A pesquisa Sonhos da Favela, realizada pelo Data Favela, ouviu 4.471 moradores de favelas em todas as regiões do Brasil, entre 11 e 16 de dezembro de 2025. O foco esteve no Rio de Janeiro e em São Paulo, com objetivo de mapear necessidades e expectativas para 2026.

Os principais resultados apontam que, entre as grandes aspirações, estão dignidade e bem-estar básico. O desejo de ter uma casa melhor lidera os planos para o próximo ano, seguido pela saúde de qualidade, acesso à universidade para os filhos e segurança alimentar.

Cléo Santana, copresidente do Data Favela, comenta que o estudo reconhece a favela como espaço de inteligência e inovação, não apenas de problemas. Ouvir os moradores busca influenciar políticas públicas, relações com o setor privado e a cobertura jornalística sobre as periferias.

Perfil sociodemográfico

A maioria dos entrevistados tem entre 30 e 49 anos (58%).

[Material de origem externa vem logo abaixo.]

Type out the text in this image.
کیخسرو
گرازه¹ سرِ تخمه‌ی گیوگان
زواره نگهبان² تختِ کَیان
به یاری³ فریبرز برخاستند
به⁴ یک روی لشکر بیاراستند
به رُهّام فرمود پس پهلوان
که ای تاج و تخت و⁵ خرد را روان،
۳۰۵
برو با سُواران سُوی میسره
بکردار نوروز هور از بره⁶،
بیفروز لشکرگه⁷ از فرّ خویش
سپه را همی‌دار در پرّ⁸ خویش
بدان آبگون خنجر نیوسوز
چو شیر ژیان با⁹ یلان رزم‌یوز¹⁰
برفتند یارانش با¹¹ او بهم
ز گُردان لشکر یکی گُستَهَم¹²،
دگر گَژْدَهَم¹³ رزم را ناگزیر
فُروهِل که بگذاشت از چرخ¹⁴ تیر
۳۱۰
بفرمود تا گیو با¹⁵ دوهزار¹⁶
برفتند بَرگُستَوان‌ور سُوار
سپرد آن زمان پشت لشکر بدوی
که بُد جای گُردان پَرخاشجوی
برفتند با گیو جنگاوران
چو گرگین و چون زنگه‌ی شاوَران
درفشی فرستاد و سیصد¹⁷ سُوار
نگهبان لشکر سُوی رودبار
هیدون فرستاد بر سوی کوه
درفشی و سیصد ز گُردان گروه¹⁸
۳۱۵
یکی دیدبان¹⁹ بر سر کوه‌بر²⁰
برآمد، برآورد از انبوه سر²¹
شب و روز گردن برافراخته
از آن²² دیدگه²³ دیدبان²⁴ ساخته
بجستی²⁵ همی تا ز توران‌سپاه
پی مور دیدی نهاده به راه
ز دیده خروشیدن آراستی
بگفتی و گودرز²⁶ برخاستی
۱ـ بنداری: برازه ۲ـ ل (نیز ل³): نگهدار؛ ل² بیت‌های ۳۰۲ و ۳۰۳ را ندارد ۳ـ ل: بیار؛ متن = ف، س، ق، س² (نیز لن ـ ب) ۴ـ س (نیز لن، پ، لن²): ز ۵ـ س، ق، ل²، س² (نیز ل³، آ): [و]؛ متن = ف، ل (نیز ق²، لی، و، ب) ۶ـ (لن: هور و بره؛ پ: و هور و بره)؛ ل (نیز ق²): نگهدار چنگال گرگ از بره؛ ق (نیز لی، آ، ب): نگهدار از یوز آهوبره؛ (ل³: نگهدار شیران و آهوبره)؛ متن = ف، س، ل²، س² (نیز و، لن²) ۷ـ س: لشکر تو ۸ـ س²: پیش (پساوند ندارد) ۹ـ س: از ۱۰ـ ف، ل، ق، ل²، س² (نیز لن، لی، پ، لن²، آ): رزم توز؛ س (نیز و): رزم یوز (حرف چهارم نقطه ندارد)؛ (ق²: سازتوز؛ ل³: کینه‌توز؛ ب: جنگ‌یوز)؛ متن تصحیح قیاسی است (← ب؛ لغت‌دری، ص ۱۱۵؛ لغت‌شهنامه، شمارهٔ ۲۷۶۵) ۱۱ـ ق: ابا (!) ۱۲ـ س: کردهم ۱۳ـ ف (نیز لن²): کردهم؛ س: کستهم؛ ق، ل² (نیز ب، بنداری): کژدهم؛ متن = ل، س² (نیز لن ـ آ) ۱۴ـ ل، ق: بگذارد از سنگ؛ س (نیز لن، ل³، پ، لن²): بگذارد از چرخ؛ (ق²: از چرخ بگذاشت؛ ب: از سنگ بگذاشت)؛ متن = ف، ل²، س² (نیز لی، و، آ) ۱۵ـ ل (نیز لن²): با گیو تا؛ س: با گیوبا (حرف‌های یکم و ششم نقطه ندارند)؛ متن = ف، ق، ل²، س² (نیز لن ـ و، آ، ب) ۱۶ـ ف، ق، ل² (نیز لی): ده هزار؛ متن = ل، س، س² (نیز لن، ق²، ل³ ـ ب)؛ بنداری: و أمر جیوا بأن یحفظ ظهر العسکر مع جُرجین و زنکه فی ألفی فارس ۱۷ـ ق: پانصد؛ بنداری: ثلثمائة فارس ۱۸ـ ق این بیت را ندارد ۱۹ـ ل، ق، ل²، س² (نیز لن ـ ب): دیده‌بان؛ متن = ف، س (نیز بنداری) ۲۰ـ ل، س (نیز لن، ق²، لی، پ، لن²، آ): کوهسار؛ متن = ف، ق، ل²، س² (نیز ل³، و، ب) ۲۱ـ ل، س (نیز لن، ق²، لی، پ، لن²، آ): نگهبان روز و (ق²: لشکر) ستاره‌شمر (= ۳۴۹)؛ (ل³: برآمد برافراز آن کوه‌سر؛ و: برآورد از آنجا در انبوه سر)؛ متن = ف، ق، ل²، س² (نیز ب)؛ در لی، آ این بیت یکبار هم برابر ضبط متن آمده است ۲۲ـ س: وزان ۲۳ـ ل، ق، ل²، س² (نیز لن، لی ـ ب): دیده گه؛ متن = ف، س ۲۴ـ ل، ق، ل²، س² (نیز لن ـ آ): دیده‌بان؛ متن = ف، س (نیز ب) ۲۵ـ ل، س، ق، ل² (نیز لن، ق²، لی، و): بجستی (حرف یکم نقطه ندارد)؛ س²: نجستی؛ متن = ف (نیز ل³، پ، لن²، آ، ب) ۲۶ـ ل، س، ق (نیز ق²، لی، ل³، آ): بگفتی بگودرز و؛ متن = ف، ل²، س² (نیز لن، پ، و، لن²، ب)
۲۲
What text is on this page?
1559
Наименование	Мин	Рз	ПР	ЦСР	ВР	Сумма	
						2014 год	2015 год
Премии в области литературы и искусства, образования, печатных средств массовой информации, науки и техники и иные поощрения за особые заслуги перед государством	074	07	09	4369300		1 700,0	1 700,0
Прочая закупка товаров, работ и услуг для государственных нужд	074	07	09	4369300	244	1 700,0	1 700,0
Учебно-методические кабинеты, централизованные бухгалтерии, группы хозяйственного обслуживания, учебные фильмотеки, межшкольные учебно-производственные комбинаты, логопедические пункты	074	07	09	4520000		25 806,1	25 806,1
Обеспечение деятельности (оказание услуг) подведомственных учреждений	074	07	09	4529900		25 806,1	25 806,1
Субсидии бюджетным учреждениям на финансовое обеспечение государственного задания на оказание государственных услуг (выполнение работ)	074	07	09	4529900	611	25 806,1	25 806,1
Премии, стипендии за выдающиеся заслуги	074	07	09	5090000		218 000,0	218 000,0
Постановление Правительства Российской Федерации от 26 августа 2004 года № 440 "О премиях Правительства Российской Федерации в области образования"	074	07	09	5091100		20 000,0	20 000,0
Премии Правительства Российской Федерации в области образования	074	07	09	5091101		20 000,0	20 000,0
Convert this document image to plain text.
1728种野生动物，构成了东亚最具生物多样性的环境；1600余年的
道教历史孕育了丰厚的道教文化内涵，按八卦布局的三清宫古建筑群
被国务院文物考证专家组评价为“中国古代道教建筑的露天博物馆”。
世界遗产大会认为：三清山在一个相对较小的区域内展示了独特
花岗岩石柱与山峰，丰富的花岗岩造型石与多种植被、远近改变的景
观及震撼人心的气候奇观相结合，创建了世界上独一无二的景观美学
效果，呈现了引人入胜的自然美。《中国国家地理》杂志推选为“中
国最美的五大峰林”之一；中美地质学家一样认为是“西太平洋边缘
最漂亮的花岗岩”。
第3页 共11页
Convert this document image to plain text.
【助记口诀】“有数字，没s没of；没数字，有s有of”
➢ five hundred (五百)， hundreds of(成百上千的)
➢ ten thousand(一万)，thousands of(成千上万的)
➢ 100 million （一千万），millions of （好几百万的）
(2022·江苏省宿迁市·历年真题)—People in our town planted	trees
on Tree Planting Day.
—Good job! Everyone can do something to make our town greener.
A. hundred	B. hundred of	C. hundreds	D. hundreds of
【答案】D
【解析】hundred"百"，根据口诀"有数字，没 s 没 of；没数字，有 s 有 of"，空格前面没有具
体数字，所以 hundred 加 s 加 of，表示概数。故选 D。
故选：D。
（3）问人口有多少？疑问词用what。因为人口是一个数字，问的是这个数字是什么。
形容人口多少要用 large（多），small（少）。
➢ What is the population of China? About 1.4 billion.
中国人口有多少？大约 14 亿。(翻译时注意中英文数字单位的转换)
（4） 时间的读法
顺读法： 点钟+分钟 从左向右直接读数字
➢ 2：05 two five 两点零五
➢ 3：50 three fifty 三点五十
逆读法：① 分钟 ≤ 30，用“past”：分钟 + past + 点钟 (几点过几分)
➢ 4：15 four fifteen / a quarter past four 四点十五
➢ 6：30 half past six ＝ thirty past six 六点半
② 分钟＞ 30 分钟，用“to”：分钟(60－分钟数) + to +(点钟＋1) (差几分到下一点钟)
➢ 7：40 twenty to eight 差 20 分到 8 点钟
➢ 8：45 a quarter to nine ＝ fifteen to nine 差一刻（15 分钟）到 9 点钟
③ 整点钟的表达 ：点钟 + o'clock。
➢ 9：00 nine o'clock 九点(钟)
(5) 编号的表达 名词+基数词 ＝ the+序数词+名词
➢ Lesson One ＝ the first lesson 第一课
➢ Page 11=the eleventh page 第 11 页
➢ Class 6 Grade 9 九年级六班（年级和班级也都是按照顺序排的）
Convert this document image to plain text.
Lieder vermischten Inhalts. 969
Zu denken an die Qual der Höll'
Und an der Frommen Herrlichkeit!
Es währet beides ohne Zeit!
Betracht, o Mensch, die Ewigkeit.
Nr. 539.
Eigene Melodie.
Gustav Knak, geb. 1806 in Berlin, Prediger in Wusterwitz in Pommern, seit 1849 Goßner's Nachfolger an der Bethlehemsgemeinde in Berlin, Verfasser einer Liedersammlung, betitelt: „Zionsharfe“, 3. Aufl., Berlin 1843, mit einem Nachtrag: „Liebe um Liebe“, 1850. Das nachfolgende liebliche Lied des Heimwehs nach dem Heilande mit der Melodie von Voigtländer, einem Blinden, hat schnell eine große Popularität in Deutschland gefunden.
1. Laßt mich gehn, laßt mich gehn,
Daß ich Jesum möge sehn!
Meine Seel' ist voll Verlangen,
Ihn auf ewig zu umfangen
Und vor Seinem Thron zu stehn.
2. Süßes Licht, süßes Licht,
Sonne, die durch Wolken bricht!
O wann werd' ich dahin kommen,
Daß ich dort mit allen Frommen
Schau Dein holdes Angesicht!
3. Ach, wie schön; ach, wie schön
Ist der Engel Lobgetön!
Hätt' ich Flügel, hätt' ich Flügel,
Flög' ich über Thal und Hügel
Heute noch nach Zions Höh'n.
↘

Jovens de 18 a 29 somam 25%, e pessoas acima de 50 correspondem a 17%. Cerca de 60% são mulheres; 75% se identificam como heterossexuais.

Oito em cada dez moradores se identificam como negros (49% pardos, 33% pretos) e brancos representam 15%. Sobre escolaridade, 8% têm ensino fundamental completo; 35% ensino médio; 11% superior; 5% pós-graduação.

Salário médio aponta que 60% vivem com até um salário mínimo. 27% recebem entre R$ 1.521 e R$ 3.040, e 15% ganham acima de R$ 3.040. Em relação ao trabalho, 30% têm carteira assinada, 34% estão informais, 17% estão desempregados e 8% estão fora da força.

Sob o recorte de benefícios, 56% não recebem nenhum auxílio governamental. Entre os que recebem, o Bolsa Família/Auxílio Brasil aparece com 29%.

Infraestrutura territorial

Quando questionados sobre mudanças desejadas em 2026, saneamento básico (26%), educação (22%), saúde (20%), transporte (13%) e meio ambiente (7%) foram as respostas mais frequentes.

Ao avaliar esporte, lazer e cultura, 35% consideram as opções existentes ruins ou muito ruins, e 32% classificam como regulares.

Desafios de raça e gênero

Metade dos entrevistados aponta que a cor da pele impacta nas oportunidades de trabalho, enquanto 43% afirmam que não há esse impacto.

Entre as mulheres, sete em cada dez destacam violência doméstica e feminicídio como principal desafio, seguidos de dificuldade no emprego (43%) e apoio aos filhos (37%).

Para políticas públicas, maior prioridade para as mulheres envolve inserção no mercado de trabalho (62%), educação contra machismo (44%), delegacias com atendimento 24h (43%) e saúde da mulher (39%).

Segurança pública

Sobre fontes de proteção contra a violência, 27% confiariam na Polícia Militar, 11% na Polícia Civil, 7% em facções locais, enquanto 36% apontam nenhuma instituição como confiável.

Quanto à presença policial na favela, 24% não responderam, 25% afirmaram que a presença não altera a sensação de segurança, 13% sentiram medo e 22% se sentem mais seguros com o policiamento.